It is too soon to say what impact the Nigerian militant group Boko Haram’s pledge of allegiance to the Islamic State (IS) will have on the ground, apart from enhancing the former’s “brand value”. For now, the threat Boko Haram poses pertains to Africa’s most populous state and its neighbours. It still stretches the imagination to envision a bridging of the geographic distance between its theatre of operations and that of the IS. The announcement didn’t come as a surprise, since Boko Haram had made its intentions clear last year when it declared a caliphate. In fact, the pledge comes against the backdrop of reversals suffered by the group from the militaries of Nigeria, Niger, Chad and Cameroon.
The coming together, however, could be significant for the IS, whose momentum in Iraq and Syria has stalled, compelling the group to look at international expansion. Its efforts to lure Sinai-based Islamists and exploit the conflict in Libya to multiply its ranks there could get a boost from the propaganda value. Unlike terrorist outfits like al-Qaeda — which don’t administer territories — the IS, by its self-definition as a caliphate, needs to control territory to enjoy authority. Expansion is intrinsic to its existence.
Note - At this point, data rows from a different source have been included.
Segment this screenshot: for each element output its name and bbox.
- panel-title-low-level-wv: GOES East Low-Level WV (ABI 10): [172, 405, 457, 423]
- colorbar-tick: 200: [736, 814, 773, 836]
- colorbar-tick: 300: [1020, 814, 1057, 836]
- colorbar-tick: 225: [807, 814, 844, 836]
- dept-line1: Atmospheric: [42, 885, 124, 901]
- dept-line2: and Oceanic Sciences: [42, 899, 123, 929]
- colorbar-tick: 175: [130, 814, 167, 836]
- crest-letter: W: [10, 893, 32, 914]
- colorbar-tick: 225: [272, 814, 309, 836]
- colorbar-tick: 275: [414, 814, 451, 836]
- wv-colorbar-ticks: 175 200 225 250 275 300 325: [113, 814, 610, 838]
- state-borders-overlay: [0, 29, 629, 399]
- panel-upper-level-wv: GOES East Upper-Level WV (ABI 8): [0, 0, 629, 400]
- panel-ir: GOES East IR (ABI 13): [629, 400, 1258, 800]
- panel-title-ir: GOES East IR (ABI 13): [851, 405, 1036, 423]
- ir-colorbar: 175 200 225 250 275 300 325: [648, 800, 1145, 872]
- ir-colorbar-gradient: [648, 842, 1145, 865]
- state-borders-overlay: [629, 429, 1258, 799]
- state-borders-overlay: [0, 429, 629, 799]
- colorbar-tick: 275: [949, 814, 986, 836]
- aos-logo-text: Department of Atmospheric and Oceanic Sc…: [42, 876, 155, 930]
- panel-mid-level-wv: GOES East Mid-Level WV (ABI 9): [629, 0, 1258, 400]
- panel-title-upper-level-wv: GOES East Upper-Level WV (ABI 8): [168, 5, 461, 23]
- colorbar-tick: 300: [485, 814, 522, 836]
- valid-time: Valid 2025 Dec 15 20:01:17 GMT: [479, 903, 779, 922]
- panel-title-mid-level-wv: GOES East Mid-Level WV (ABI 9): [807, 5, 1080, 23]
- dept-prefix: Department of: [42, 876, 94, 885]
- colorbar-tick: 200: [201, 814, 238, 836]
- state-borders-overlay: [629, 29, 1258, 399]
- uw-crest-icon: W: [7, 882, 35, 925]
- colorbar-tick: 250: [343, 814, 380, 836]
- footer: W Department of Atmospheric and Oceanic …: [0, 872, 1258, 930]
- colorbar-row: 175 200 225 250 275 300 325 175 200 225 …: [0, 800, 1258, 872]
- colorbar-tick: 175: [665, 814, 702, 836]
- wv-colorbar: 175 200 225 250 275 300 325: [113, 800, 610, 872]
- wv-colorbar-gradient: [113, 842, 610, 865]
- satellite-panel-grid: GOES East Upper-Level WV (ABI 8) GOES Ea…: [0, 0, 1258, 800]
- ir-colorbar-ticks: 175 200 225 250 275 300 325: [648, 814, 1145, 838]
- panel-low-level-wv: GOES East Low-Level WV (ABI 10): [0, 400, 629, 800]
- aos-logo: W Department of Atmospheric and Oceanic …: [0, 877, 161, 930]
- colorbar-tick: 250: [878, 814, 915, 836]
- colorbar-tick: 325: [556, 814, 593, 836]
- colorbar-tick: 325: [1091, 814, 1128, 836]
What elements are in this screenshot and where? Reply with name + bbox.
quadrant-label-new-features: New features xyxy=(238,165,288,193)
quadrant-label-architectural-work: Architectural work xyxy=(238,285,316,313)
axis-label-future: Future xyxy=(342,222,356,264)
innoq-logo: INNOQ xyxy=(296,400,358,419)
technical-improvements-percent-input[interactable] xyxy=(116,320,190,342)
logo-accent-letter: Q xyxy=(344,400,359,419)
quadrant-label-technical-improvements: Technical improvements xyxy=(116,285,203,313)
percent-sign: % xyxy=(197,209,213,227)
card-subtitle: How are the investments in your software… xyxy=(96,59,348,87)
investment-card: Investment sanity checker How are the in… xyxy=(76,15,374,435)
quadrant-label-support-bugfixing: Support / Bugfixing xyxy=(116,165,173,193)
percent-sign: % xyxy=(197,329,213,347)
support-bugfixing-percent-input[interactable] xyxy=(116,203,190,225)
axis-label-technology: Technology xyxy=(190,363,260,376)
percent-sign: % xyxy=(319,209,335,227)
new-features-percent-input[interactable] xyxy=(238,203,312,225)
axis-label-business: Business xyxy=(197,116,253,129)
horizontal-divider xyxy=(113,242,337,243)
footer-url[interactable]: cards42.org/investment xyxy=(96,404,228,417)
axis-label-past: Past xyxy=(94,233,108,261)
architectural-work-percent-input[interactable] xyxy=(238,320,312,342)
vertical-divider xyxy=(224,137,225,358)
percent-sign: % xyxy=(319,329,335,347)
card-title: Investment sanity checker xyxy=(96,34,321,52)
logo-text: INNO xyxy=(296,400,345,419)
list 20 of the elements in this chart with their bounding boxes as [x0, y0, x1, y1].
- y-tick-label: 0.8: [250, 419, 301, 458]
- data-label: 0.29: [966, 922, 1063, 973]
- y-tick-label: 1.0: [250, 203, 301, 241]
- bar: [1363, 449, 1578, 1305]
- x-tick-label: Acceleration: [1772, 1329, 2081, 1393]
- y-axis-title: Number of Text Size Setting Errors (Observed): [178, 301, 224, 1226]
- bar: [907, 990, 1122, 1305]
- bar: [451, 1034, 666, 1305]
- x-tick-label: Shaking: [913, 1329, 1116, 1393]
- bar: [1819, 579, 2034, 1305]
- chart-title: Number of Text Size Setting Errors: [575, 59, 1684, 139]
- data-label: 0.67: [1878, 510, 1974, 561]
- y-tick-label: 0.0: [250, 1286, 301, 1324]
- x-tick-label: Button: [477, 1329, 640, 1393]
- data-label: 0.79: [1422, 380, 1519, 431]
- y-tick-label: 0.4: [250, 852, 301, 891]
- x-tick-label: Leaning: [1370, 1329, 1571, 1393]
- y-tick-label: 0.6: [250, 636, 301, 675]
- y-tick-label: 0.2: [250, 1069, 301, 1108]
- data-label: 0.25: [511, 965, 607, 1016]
At the same time, its ideology prevents it from acting strategically by compelling it to fight on all fronts. Its massacre of 21 Egyptian Coptics in Libya last month provoked Egypt to launch air strikes.
African Islamist outfits are divided between local goals and wider alliances. But together, or at odds with each other, they can extend the “arc of instability” in northern Africa. There’s concern about the trans-Saharan smuggling routes supplying Boko Haram with ammunition. Nigeria itself sits on the sectarian faultline between Christianity and Islam in Africa. If Boko Haram’s pledge is more than propaganda, regional governments may soon need international military assistance.